Le sage précaire regarde la télévision pour s’instruire parfois, mais surtout pour se divertir.

Non, ce n’est pas exact : le sage précaire ne regarde la télévision que pour se divertir.

Non, ce n’est pas ça.

Le sage précaire ne s’instruit pas, il ne fait que se distraire, et ce, en regardant la télévision parfois. Et ces temps-ci, il contemple un génie de l’humour improvisé, un animateur qui n’a aucune autre prétention que de faire rire. Cyril Hanouna est la révélation médiatique de ces dernières années : son émission est géniale parce qu’elle est vide. Tout y dénué d’intelligence, de contenu culturel, d’alibi intellectuel, de réflexion. Elle ne tient que par la grâce de l’animateur qui lance parfois des fusées de drôlerie inattendues.

On me dit parfois : « Pourquoi regardes-tu cette bêtise ? C’est nul ! » Mais la nullité est fascinante, chers confrères. Rien n’est plus intrigant, grisant, que le vide d’une société. Marcel Proust a construit la plus grande œuvre romanesque du XXe siècle sur ces communautés vaines et vaniteuses qu’étaient les cercles mondains de son époque. Les émissions de télé actuelles sont les chroniques mondaines d’aujourd’hui. Ce que fait une starlette comme Nabilla n’est pas moins intéressant à suivre que les faits et gestes d’une Odette de Crécy dans la Recherche, et les vannes d’un Laurent Baffie ne sont pas moins drôles que les flèches de Robert de Montesquiou.

Proust a eu l’immense courage de prendre au sérieux les gens les plus cons de son époque, et de faire littérature à partir des groupes les plus superficiels qu’on pût imaginer. Aujourd’hui, Proust ferait un roman avec les célébrités de nos écrans, et si possible, les célébrités les plus ineptes.

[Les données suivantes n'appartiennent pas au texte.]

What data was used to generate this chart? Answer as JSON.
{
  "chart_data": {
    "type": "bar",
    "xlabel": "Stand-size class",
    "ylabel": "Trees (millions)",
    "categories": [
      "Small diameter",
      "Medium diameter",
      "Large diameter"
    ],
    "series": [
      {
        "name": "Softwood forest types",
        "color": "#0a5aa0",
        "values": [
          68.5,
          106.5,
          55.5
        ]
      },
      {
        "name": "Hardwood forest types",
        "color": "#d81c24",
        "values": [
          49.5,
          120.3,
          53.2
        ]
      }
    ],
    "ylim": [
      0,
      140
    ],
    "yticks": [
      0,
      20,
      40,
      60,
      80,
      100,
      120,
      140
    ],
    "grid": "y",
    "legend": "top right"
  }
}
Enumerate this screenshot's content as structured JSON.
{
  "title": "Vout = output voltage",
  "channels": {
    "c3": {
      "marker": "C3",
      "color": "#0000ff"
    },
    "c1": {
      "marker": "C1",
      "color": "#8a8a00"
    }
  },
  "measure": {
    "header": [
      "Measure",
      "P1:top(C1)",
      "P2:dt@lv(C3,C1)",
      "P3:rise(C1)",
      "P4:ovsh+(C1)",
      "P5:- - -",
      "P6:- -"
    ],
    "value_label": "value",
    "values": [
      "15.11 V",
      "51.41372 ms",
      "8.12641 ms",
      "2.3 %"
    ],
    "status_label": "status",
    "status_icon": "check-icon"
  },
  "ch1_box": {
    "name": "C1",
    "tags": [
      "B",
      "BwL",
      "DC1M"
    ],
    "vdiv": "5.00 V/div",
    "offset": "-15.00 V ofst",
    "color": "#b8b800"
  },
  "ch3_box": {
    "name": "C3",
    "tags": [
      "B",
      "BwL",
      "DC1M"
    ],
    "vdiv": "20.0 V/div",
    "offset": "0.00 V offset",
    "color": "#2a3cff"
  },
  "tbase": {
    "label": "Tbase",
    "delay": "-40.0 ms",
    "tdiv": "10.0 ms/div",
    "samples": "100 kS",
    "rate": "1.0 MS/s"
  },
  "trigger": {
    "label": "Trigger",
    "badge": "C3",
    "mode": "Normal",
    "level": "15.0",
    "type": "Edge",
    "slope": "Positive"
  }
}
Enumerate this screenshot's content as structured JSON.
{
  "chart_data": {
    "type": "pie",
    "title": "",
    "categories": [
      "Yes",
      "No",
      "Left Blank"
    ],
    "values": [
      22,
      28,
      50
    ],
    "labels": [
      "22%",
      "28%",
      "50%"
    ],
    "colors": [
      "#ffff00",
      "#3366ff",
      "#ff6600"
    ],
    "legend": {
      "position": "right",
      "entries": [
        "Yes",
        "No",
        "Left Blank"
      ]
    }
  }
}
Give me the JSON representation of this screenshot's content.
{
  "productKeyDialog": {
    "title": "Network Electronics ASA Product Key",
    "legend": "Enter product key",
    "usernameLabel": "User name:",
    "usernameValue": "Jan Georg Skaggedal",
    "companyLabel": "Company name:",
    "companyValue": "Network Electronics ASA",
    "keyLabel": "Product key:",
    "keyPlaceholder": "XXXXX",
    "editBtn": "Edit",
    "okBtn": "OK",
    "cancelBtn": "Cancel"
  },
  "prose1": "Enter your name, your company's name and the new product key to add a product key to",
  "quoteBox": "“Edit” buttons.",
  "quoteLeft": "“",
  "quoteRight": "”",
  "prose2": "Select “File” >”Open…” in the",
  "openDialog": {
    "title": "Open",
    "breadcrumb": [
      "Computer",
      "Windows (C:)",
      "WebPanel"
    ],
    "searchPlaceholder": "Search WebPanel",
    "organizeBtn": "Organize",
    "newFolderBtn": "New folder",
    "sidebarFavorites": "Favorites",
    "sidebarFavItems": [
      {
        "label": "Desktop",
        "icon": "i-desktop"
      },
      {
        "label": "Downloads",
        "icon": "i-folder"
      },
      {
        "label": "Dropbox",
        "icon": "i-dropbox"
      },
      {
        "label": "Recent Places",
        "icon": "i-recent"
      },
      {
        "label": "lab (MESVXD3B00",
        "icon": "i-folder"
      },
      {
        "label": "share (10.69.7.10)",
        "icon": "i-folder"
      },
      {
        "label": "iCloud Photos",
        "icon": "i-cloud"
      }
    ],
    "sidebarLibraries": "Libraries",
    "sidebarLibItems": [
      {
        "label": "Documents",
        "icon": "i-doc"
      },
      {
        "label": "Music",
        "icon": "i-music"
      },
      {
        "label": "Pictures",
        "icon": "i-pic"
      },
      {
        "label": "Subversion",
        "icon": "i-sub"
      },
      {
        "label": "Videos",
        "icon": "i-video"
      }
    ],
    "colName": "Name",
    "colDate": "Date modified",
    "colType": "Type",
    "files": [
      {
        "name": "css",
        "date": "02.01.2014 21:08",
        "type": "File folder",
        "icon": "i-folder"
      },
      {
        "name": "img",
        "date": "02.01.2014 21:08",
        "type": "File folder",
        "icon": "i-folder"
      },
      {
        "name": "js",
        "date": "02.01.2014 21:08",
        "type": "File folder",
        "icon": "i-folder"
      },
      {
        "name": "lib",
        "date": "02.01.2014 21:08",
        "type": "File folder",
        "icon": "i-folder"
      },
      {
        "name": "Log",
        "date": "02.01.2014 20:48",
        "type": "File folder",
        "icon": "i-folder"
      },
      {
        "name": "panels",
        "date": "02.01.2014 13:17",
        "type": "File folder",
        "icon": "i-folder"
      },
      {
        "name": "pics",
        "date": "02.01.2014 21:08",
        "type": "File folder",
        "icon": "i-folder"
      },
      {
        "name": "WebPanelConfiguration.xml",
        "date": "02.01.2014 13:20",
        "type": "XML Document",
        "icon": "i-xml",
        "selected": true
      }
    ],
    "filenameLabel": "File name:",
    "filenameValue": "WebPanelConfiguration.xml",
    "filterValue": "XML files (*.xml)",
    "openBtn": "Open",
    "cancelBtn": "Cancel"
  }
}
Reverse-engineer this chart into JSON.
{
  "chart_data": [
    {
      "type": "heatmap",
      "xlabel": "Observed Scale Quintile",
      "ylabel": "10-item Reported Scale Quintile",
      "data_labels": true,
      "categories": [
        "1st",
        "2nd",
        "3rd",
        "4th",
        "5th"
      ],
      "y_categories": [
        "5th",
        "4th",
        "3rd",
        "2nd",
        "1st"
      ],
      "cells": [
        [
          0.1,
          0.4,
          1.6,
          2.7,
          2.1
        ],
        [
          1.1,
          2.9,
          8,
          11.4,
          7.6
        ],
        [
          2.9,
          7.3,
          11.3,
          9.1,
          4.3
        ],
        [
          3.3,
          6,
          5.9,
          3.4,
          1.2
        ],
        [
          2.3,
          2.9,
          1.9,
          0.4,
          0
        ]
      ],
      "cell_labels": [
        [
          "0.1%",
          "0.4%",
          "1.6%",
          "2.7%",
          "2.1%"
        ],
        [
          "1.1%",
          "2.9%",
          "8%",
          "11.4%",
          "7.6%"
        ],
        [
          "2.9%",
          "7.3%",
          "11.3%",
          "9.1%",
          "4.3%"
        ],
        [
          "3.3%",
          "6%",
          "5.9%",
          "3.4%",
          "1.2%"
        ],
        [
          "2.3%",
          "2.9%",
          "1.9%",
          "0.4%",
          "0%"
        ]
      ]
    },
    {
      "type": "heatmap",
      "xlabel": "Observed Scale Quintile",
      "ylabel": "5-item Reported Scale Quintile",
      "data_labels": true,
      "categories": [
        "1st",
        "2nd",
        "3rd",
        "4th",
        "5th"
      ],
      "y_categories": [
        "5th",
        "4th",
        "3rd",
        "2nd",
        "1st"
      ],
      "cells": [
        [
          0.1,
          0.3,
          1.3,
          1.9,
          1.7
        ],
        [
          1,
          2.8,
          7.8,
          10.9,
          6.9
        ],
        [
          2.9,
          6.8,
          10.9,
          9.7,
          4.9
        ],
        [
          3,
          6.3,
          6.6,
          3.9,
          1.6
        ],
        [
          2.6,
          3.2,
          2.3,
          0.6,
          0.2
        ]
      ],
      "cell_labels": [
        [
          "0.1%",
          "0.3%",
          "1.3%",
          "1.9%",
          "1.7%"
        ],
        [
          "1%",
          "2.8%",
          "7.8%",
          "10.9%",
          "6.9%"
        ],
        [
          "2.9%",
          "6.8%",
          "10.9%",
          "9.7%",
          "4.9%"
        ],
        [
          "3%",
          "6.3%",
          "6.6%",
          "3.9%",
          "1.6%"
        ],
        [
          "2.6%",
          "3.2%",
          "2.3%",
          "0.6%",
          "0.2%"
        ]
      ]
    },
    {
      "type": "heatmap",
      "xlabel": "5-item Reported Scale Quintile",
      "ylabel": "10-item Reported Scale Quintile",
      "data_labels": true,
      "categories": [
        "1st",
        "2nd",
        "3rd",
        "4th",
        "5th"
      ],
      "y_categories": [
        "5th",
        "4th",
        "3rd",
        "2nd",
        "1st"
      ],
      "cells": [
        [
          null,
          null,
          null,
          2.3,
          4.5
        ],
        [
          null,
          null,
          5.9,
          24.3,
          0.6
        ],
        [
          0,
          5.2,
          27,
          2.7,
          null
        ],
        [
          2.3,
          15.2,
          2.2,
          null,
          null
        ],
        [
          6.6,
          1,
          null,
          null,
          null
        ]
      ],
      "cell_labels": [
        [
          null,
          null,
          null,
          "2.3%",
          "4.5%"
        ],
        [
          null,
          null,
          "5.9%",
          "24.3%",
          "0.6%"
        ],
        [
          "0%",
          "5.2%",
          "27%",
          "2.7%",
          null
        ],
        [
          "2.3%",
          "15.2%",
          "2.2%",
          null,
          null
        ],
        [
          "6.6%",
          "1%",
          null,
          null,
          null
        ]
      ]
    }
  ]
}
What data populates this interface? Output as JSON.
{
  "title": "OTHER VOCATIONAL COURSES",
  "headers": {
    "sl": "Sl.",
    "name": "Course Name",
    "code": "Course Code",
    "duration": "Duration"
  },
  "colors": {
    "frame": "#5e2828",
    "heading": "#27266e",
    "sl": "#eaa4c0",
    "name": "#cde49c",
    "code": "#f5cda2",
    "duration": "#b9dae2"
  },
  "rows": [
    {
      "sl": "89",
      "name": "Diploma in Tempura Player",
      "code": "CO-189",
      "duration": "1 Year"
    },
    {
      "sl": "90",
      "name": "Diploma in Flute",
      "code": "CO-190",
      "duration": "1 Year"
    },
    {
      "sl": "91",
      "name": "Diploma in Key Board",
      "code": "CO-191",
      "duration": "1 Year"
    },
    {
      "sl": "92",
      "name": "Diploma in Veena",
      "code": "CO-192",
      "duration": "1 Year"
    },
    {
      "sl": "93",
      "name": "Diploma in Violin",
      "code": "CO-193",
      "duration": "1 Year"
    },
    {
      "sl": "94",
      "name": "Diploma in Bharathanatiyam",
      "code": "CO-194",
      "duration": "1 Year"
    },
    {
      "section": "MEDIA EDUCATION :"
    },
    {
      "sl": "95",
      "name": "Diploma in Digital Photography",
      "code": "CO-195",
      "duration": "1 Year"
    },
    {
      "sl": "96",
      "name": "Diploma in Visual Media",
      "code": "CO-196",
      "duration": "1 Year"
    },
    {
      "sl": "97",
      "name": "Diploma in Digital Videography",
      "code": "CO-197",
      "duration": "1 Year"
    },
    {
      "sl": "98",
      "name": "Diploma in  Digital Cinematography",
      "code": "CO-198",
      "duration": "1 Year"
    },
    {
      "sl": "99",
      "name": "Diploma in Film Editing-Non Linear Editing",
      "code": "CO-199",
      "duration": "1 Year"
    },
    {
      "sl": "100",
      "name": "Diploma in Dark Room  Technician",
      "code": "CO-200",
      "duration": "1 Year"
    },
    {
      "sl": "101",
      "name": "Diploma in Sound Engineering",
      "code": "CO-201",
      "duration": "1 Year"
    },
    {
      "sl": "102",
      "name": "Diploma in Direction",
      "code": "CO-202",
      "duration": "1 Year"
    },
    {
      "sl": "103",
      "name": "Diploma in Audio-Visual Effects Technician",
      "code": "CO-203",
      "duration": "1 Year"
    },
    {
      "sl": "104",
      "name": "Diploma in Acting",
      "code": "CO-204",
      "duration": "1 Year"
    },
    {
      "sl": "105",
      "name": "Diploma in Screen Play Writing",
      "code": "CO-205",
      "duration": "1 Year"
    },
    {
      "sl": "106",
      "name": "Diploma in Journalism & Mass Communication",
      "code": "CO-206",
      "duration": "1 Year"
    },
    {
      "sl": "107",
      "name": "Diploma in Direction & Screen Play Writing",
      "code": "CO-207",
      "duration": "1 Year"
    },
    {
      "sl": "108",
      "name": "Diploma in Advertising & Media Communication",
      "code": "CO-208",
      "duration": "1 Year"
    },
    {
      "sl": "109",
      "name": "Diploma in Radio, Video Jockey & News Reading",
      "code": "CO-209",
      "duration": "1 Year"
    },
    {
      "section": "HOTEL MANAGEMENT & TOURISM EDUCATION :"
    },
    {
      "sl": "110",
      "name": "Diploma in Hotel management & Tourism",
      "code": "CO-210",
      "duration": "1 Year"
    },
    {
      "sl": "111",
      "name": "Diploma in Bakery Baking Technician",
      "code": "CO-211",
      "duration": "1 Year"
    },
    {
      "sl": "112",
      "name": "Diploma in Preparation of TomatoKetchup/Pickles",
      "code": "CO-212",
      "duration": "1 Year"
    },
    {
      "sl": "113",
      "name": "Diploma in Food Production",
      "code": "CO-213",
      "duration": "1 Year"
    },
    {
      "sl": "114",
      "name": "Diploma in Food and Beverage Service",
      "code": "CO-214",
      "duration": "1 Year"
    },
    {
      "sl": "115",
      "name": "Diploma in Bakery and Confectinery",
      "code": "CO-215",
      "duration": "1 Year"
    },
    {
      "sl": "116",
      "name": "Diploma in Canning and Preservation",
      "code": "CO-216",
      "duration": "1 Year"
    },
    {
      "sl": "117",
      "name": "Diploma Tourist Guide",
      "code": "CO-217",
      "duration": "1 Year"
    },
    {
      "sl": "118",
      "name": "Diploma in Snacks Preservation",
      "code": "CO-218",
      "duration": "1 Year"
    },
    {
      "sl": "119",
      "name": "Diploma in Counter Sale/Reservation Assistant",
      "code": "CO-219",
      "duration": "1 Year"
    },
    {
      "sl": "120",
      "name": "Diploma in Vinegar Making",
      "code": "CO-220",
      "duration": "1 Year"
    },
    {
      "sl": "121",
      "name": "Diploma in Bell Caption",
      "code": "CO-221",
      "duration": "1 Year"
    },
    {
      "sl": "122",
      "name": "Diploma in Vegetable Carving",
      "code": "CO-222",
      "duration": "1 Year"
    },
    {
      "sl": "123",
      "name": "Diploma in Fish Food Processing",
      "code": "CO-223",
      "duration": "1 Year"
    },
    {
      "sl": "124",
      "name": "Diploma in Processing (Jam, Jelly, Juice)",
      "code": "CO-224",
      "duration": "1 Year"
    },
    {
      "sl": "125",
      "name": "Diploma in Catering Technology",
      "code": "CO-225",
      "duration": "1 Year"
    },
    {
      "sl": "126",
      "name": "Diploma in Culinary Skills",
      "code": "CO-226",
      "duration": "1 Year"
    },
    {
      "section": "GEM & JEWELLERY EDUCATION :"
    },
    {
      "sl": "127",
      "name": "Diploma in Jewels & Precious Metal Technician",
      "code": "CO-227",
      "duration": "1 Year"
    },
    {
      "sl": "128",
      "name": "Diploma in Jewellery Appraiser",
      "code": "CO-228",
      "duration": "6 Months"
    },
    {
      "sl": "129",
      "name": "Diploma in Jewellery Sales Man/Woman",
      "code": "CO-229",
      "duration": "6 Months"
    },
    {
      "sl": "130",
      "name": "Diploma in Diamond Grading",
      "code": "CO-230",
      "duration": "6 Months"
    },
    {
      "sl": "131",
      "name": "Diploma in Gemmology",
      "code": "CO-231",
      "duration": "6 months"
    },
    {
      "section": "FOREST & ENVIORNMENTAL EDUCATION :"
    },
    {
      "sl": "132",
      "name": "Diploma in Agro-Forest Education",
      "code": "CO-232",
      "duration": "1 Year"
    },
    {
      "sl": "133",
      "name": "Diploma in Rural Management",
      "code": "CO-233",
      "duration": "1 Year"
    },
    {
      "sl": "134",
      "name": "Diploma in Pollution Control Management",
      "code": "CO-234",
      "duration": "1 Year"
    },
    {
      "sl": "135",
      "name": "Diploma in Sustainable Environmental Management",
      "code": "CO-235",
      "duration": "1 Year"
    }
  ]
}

Cyril Hanouna serait peint sous des couleurs contrastées : drôle et gamin, son humour reposerait sur la mise en boîte de ses chroniqueurs, ravalés au rang de faire-valoir. Narcissique, son personnage deviendrait diabolique au fur et à mesure du roman. Son rire aigu, forcé, prendrait une dimension lugubre pour terminer en effrayante saillie d’orfraie. Dans le marigot de la mondanité contemporaine, Cyril Hanouna pourrait incarner le rôle d’une hyène rieuse et cruelle, capable d’humilier ses partenaires tout en les forçant à rire. Il faudrait un écrivain anglais ou américain pour écrire une comédie humaine de cette dimension.

Il ne faut pas s’étonner, ni se chagriner, du succès de ces émissions inconsistantes. Il n’y a rien là de neuf. Nous avons toujours aimé les commérages et les histrions qui se donnaient en spectacle. Relisons Proust et rigolons des frasques absurdes d’Hanouna, voilà le programme culturel de ces fêtes, concocté par la sagesse précaire.